An Elasticity can be Estimated Consistently without a Priori
Knowledge of Functional Form
Ibrahim Elbadawi, A. Ronald Gallant,
Geraldo Souza
Econometrica, Vol. 51, No. 6. (Nov., 1983),
pp. 1731-1752.
Abstract
We consider an open question in applied price theory: Without a priori
knowledge of a firm's cost function or a consumer's indirect utility
function, it is possible to estimate price and substitution
elasticities consistently by observing a demand system? As the work of
White [30], Guilkey, Lovell, and Sickles [19], and others has shown,
ordinary flexible functional forms such as the translog cannot achieve
this objective.

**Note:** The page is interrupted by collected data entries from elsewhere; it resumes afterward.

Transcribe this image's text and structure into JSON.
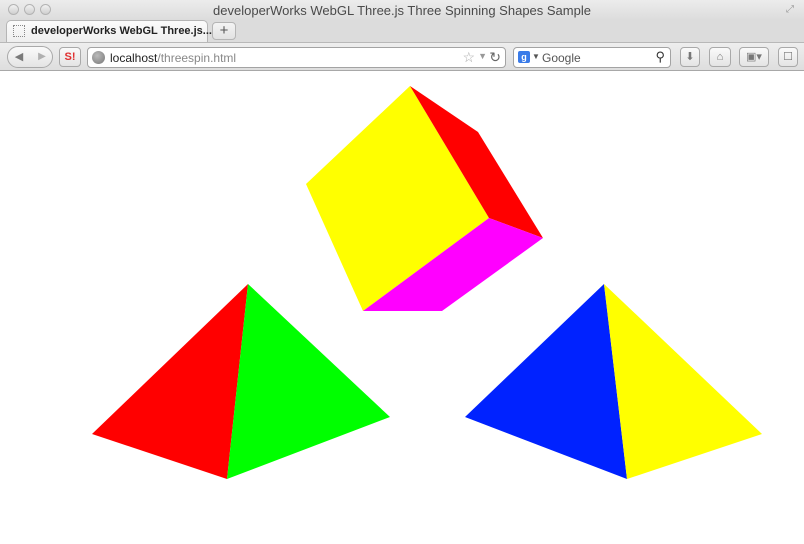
{
  "window": {
    "title": "developerWorks WebGL Three.js Three Spinning Shapes Sample"
  },
  "tabs": [
    {
      "label": "developerWorks WebGL Three.js..."
    }
  ],
  "toolbar": {
    "new_tab_label": "+",
    "url_host": "localhost",
    "url_path": "/threespin.html",
    "search_placeholder": "Google",
    "search_engine_icon": "google-icon"
  },
  "scene": {
    "shapes": [
      {
        "name": "cube",
        "face_colors": [
          "#ffff00",
          "#ff0000",
          "#ff00ff"
        ]
      },
      {
        "name": "pyramid-left",
        "face_colors": [
          "#ff0000",
          "#00ff00"
        ]
      },
      {
        "name": "pyramid-right",
        "face_colors": [
          "#0022ff",
          "#ffff00"
        ]
      }
    ]
  }
}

We find that if one is prepared to assume that
elasticities of substitution cannot oscillate wildly over the region
of interest then consistent estimation is possible using the Fourier
flexible form provided the number of fitted parameters increases as
the number of observations increases. This result obtains with any of
the commonly used statistical methods as, for example, multivariate
least squares, maximum likelihood, and three-stage least squares. It
obtains if the number of fitted parameters is chosen adaptively by
observing the data or chosen deterministically according to some fixed
rule. We approach the problem along the classical lines of
estimability considerations as used in the study of less than full
rank linear statistical models and thereby discover that the problem
has a fascinating structure which we explore in detail.